E desse modo outros dias correram, até que numa de minhas visitas, ao chegar à casa de Elisa, apressado em razão da intermitente chuva de inverno, avistei Homero entrando sozinho no quartinho dos fundos. Não sei o que me levou a bisbilhotar assim a vida alheia, mas saltei a cerca do quintal e, cuidadoso, aproximei-me da janela do cômodo isolado. Lá dentro estava o Damião Fausto. Com carinho, ele mostrava alguns números a Homero e pedia para que o menino apontasse quais seriam os sorteados na loteria ou no jogo do bicho, sabe-se lá. Mas Homero pouco compreendia aquilo, assim como Damião Fausto talvez também não compreendesse a condição do enteado. Deixei os dois ali e voltei à porta da frente da casa.
Mais tarde, depois que o padrasto saiu para ver qualquer coisa na cidade, Elisa disse-me que naquele dia Homero tinha previsto outra desgraça e que devido a essa previsão a tragédia não se concretizara. De automóvel, vinham da cidade vizinha, onde tinham feito compras, Damião Fausto e a senhora Wander, trazendo Homero com eles. A poucos quilômetros de Mirante Norte, Homero despencara a chorar, enquanto gritava algo como:
- Pobrezinha da mamãe, pobrezinha da mamãe... ônibus mal, ônibus mal...
Com os olhos encharcados, Elisa contou-me que a cada palavra, Homero acariciava os cabelos da mãe, sob forte comoção. Nisso, Damião Fausto divisou vindo pela pista contrária um ônibus intermunicipal.
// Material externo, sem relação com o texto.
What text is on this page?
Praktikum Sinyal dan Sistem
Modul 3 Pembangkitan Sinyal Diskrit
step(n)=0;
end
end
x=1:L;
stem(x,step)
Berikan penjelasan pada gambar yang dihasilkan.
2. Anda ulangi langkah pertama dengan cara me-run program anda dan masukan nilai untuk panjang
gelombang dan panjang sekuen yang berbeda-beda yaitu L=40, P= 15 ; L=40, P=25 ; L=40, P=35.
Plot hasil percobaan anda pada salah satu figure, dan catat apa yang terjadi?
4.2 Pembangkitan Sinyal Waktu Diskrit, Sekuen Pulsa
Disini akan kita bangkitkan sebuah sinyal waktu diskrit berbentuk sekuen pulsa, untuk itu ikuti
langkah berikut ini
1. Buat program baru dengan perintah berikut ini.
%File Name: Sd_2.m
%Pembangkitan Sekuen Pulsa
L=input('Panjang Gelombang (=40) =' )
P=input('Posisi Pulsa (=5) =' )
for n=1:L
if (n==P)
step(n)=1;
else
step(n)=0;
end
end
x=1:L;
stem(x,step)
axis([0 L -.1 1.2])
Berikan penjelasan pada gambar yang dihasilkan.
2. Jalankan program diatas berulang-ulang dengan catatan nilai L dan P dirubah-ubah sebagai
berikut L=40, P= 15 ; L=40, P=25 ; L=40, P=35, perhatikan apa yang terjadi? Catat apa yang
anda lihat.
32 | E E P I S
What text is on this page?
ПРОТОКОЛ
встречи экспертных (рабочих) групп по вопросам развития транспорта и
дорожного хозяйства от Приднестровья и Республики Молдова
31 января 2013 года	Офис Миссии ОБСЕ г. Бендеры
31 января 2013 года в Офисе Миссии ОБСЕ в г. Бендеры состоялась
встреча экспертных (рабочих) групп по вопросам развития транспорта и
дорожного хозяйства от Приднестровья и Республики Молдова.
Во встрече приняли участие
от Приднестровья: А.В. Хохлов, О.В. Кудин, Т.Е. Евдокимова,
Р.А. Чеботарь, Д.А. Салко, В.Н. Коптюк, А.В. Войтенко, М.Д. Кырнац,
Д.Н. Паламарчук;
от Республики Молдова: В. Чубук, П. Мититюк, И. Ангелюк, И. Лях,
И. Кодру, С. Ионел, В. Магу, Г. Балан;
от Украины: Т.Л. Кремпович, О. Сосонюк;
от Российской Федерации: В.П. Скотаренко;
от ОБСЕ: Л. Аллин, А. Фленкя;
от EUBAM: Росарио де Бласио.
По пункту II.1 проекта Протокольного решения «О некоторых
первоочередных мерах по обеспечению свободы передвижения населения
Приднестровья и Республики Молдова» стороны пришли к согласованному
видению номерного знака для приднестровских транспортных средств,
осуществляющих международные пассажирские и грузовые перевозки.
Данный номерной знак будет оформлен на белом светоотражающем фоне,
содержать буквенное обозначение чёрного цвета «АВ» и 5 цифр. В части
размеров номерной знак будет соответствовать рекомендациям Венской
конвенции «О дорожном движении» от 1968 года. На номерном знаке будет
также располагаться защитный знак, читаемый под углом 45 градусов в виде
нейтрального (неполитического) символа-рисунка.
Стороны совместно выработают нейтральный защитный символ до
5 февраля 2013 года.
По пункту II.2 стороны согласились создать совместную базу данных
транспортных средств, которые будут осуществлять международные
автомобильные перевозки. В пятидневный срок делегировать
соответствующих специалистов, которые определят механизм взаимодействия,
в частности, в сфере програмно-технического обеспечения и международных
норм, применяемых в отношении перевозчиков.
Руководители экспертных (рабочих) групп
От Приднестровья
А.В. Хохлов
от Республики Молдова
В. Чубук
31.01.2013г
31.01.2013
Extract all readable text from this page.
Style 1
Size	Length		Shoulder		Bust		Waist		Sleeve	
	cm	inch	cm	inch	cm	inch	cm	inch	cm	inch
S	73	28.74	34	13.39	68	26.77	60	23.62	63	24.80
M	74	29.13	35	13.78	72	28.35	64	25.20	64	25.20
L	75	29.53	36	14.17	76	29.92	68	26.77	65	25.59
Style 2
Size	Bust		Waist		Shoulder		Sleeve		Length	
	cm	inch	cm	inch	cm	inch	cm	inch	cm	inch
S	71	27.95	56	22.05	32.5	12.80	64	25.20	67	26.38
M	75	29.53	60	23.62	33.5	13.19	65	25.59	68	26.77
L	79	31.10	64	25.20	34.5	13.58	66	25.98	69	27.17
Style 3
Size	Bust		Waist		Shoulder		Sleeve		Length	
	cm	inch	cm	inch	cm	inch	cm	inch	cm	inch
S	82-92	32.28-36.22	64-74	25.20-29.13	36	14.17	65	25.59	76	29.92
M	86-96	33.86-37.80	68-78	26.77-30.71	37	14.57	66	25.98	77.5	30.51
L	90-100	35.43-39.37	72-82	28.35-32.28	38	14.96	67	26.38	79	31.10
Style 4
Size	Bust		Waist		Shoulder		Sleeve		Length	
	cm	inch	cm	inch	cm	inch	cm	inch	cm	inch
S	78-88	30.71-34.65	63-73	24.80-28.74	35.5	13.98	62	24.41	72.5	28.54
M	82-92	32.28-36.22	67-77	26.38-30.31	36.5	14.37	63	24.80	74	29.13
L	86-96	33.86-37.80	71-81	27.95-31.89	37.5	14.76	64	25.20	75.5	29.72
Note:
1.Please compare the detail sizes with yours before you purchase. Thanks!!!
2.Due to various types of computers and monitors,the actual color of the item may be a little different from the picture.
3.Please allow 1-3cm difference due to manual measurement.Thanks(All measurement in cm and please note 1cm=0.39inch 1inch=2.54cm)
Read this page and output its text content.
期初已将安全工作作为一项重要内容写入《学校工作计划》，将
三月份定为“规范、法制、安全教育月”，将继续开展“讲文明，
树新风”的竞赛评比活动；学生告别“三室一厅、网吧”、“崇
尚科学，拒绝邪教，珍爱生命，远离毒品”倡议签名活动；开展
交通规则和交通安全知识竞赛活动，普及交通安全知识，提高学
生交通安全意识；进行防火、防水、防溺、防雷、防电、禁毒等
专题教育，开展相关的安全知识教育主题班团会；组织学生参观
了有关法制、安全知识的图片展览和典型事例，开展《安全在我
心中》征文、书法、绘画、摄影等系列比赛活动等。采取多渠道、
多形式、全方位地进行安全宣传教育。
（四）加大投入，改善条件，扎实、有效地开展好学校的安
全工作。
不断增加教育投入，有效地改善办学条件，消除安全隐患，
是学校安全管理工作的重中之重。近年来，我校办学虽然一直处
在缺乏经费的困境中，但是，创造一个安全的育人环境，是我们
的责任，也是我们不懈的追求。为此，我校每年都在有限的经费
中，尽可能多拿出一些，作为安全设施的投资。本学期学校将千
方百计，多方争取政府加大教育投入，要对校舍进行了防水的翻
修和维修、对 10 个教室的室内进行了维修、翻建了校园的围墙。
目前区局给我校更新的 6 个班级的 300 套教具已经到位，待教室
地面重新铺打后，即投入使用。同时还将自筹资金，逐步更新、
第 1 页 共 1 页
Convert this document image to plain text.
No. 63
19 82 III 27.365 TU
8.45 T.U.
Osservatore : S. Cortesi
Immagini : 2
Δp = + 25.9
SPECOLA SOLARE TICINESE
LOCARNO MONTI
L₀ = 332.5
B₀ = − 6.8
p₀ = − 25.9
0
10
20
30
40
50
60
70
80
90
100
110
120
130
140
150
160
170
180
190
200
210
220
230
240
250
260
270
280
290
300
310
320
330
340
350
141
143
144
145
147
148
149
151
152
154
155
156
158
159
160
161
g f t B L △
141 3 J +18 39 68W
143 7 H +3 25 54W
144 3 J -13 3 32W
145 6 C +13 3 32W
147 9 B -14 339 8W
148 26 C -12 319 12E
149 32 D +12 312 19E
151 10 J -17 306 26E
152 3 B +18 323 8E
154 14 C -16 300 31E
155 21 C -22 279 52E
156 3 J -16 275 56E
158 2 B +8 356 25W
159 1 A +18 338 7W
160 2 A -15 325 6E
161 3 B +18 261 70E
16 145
Como soubesse de acontecimentos anteriores, inclusive o último, relacionado à sogra, freou o quanto pôde o automóvel e conseguiu acessar uma estrada de terra que ligava a rodovia a uma entrada de fazenda. Mal concluiu a manobra e ouviu o estouro causado por um dos pneus do ônibus, que se desgovernou e invadiu a pista contrária. Pelos cálculos de Damião Fausto, o motorista levou ao menos trezentos metros para retomar o controle do ônibus e parar no acostamento.
- Papai nos disse que se não tivesse saído da estrada, o ônibus teria passado por cima do nosso carro.
Elisa e o irmão chamavam Damião Fausto de “Papai”. E acho que naquele dia, “Papai” convenceu-se de que poderia tirar proveito de Homero também para se dar bem na vida.